Le Conseil d’État refuse de transmettre au Conseil constitutionnel une QPC, portant sur la contrariété au principe de proportionnalité des peines (garanti par l’article 8 de la DDHC) de l’amende de 50 % pour facture fictive, prévue à l’article 1737, I, 2 du CGI.
Eléments de contexte
Les personnes qui délivrent une facture ne correspondant pas à une livraison ou à une prestation de services réelle sont redevables d’une amende égale à 50 % du montant de la facture (CGI, art. 1737, I, 2).
La conformité à la Constitution de cette amende a été confirmée, il y a déjà longtemps, par le Conseil constitutionnel (décision n°97-295 DC, 30 décembre 1997).
Un contribuable a néanmoins sollicité une demande de transmission de QPC, en se prévalant « d’un changement de circonstances de droit », intervenu depuis la décision de 1997.
On notera, à cet égard, qu’un argument similaire avait convaincu le Conseil d’État d’adresser au Conseil constitutionnel une nouvelle QPC, relative à la constitutionnalité de l’amende de 50 % pour défaut de déclaration IFU/DAS 2.

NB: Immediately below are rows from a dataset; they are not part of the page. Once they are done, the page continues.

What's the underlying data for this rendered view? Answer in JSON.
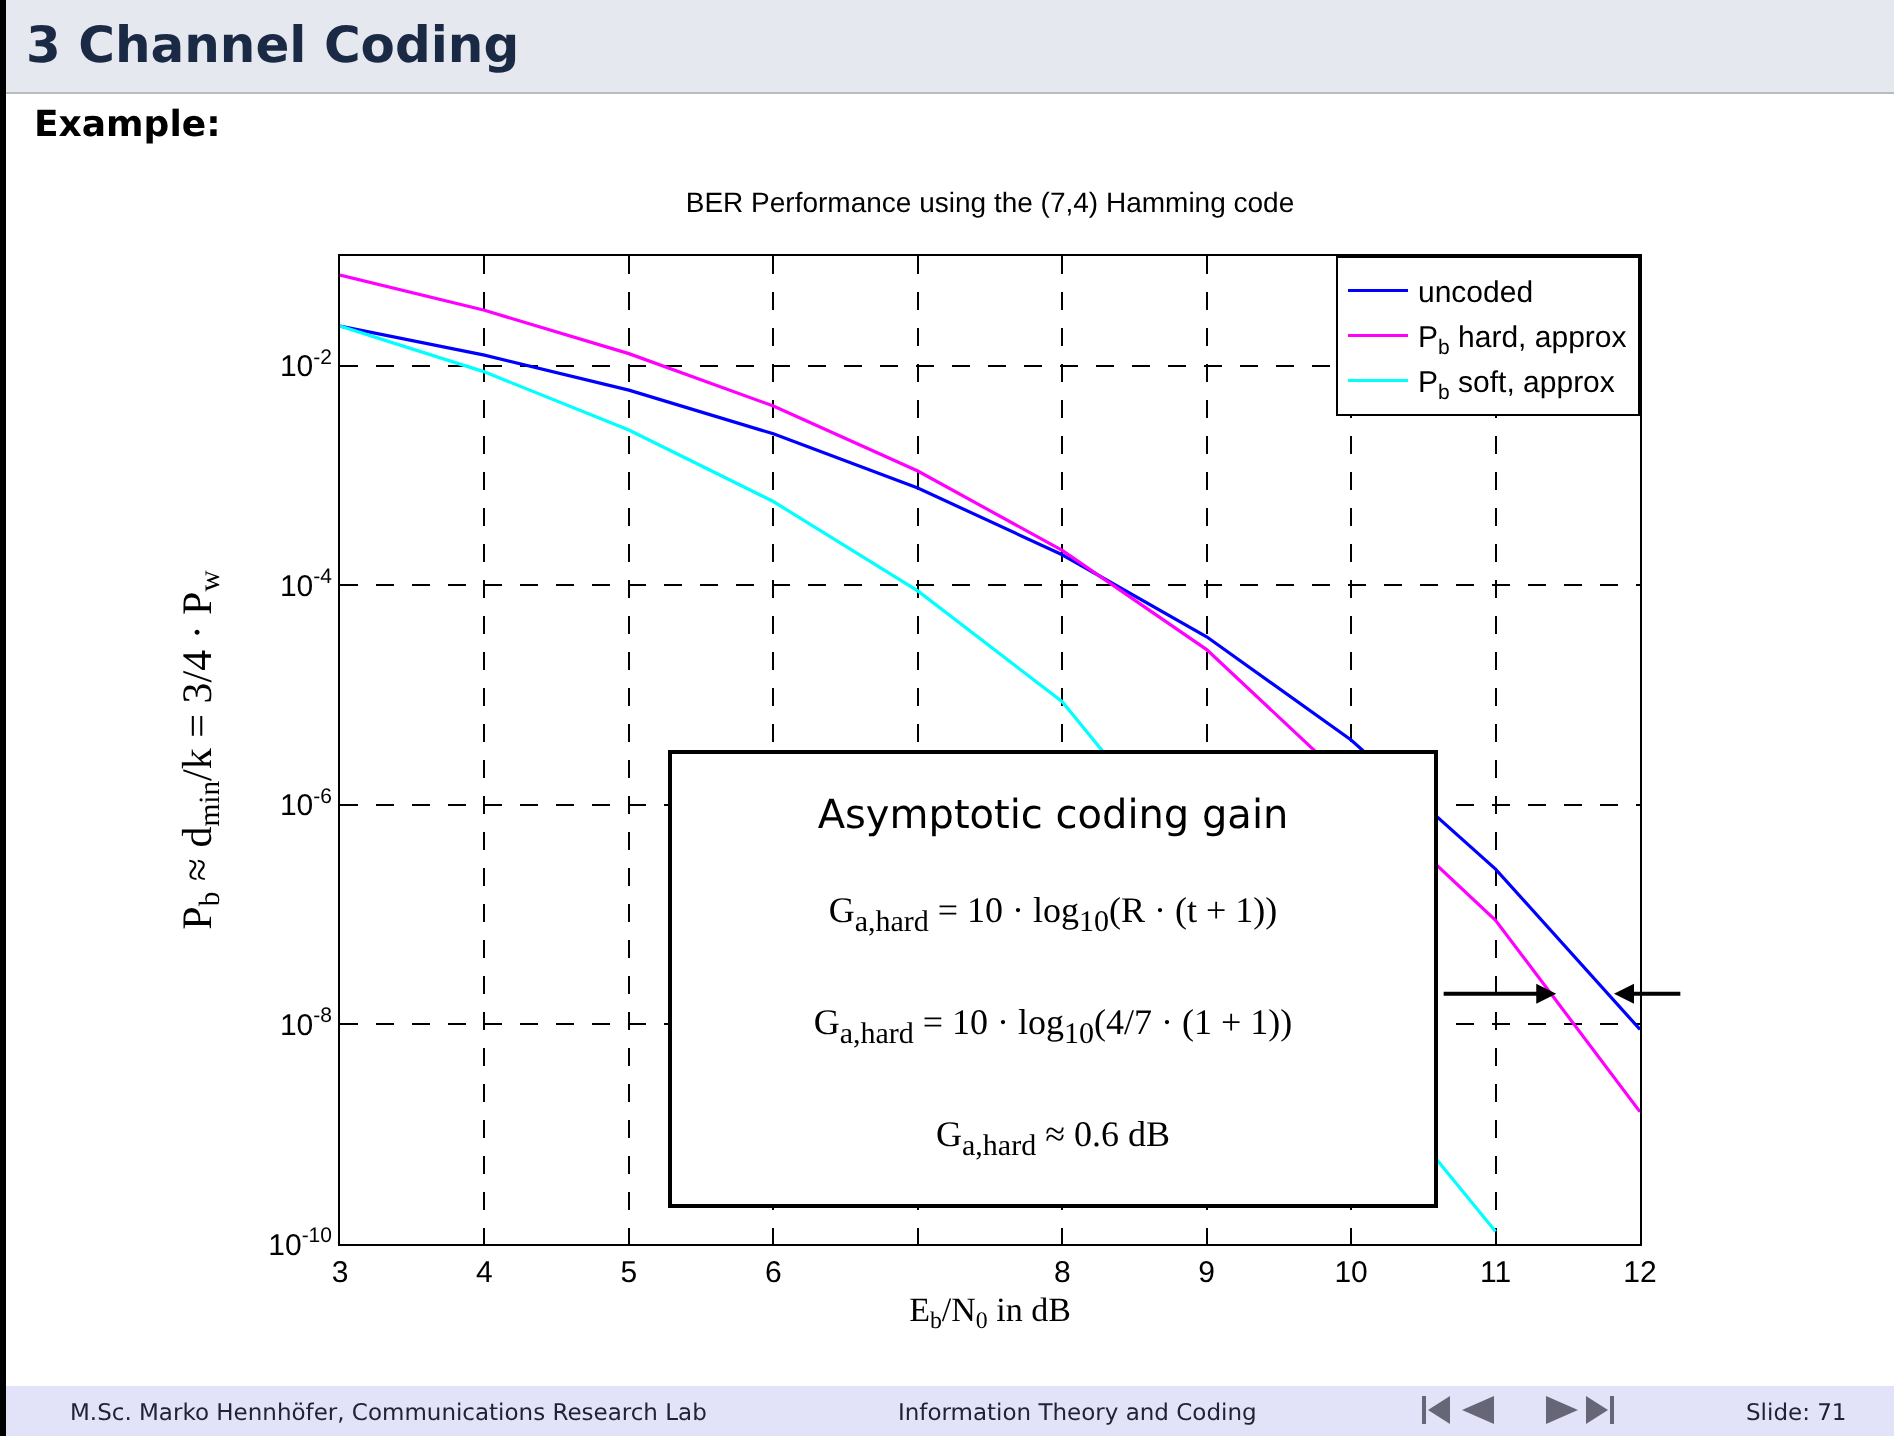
{
  "chart_data": {
    "type": "line",
    "title": "3 Channel Coding",
    "subtitle": "BER Performance using the (7,4) Hamming code",
    "xlabel": "E$_{b}$/N$_{0}$ in dB",
    "ylabel": "P$_{b}$ ≈ d$_{min}$/k = 3/4 · P$_{w}$",
    "x": [
      3,
      4,
      5,
      6,
      7,
      8,
      9,
      10,
      11,
      12
    ],
    "series": [
      {
        "name": "uncoded",
        "color": "#0000ff",
        "values": [
          0.023,
          0.0125,
          0.006,
          0.0024,
          0.00077,
          0.00019,
          3.4e-05,
          3.9e-06,
          2.6e-07,
          9e-09
        ]
      },
      {
        "name": "P$_{b}$ hard, approx",
        "color": "#ff00ff",
        "values": [
          0.067,
          0.032,
          0.0129,
          0.0043,
          0.0011,
          0.000208,
          2.6e-05,
          null,
          8.9e-08,
          1.6e-09
        ]
      },
      {
        "name": "P$_{b}$ soft, approx",
        "color": "#00ffff",
        "values": [
          0.023,
          0.0088,
          0.0026,
          0.00058,
          8.9e-05,
          8.7e-06,
          null,
          null,
          1.3e-10,
          null
        ]
      }
    ],
    "xlim": [
      3,
      12
    ],
    "xticks": [
      3,
      4,
      5,
      6,
      {
        "value": 7,
        "label": null
      },
      8,
      9,
      10,
      11,
      12
    ],
    "ylim": [
      1e-10,
      0.1
    ],
    "yticks": [
      {
        "value": 1e-10,
        "label": "10$^{-10}$"
      },
      {
        "value": 1e-08,
        "label": "10$^{-8}$"
      },
      {
        "value": 1e-06,
        "label": "10$^{-6}$"
      },
      {
        "value": 0.0001,
        "label": "10$^{-4}$"
      },
      {
        "value": 0.01,
        "label": "10$^{-2}$"
      }
    ],
    "log": "y",
    "grid": true,
    "legend": "top right",
    "line_style": "solid",
    "marker": "none",
    "annotations": [
      "Example:",
      "Asymptotic coding gain",
      "G$_{a,hard}$ = 10 · log$_{10}$(R · (t + 1))",
      "G$_{a,hard}$ = 10 · log$_{10}$(4/7 · (1 + 1))",
      "G$_{a,hard}$ ≈ 0.6 dB",
      "M.Sc. Marko Hennhöfer, Communications Research Lab",
      "Information Theory and Coding",
      "Slide: 71"
    ]
  }
}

Ainsi, en 2012, le Conseil constitutionnel avait validé la conformité à la Constitution de cette amende (décision du 20 juillet 2012, n°2012-267 QPC). En 2022, le Conseil d’État a justifié sa demande de transmission d’une nouvelle QPC portant sur la même pénalité, par un « changement de circonstances » intervenu depuis 2012, matérialisé par une série de déclarations d’inconstitutionnalité d’amendes proportionnelles prononcées par le Conseil constitutionnel depuis cette date :
- Décision 2016-554 QPC : Ancienne amende de 5 % pour défaut de déclaration de comptes bancaires à l’étranger ;
- Décision 2016-618 QPC : Anciennes amendes de 12,5 % et 5 % pour défaut de déclaration annuelle et événementielle des trusts ;
- Décision 2017-667 QPC : Ancienne amende de 5 % sanctionnant le défaut de déclaration annuelle des contrats de capitalisation souscrits à l’étranger ;
- Décision 2021-908 QPC : Ancienne amende de 50 % prévue à l’article 1737, I,3 sanctionnant le défaut d’émission de facture (la LF 2022 était ensuite venue aménager en conséquence les modalités d’application de cette amende).
Le Conseil constitutionnel avait néanmoins prononcé un non-lieu à statuer, considérant que ces décisions ne modifiaient pas la portée du principe de proportionnalité des peines, lorsqu’il s’applique à une sanction fiscale dont le montant procède de l’application d’un taux à une assiette (décision n°2022-1001 QPC du 1er juillet 2022).
Le refus de transmission du Conseil d’État
Le Conseil d’État refuse de faire droit à la demande de transmission de la QPC, au double motif qu’elle n’est ni nouvelle, ni revêtue d’un caractère sérieux.
Il indique, à cet égard, que :
- L’instauration de l’amende incriminée poursuivait l’objectif de valeur constitutionnelle de lutte contre la fraude fiscale ;
- En fixant l’amende encourue en proportion du montant figurant sur la facture fictive, le législateur a instauré une sanction dont l’assiette est en lien avec la nature de l’infraction ;
- Le taux de 50 % ne peut être regardé comme manifestement disproportionné au regard de la gravité des manquements que le législateur a entendu réprimer, dès lors que ceux-ci portent sur une opération réalisée par des professionnels dans le cadre de leur activité et ont nécessairement un caractère intentionnel.
Au cours des dernières années, le Conseil constitutionnel a ainsi jugé conforme à la Constitution :
- L’amende de 50 % pour factures de complaisance (CGI, art. 1737, I, 1 – Décision n°2021-942 QPC, du 21 octobre 2021) ;
- L’amende de 5 % pour défaut d’autoliquidation de la TVA (CGI, art. 1788 A, 4, al. 1, décision n°2022-1009 QPC, du 22 septembre 2022).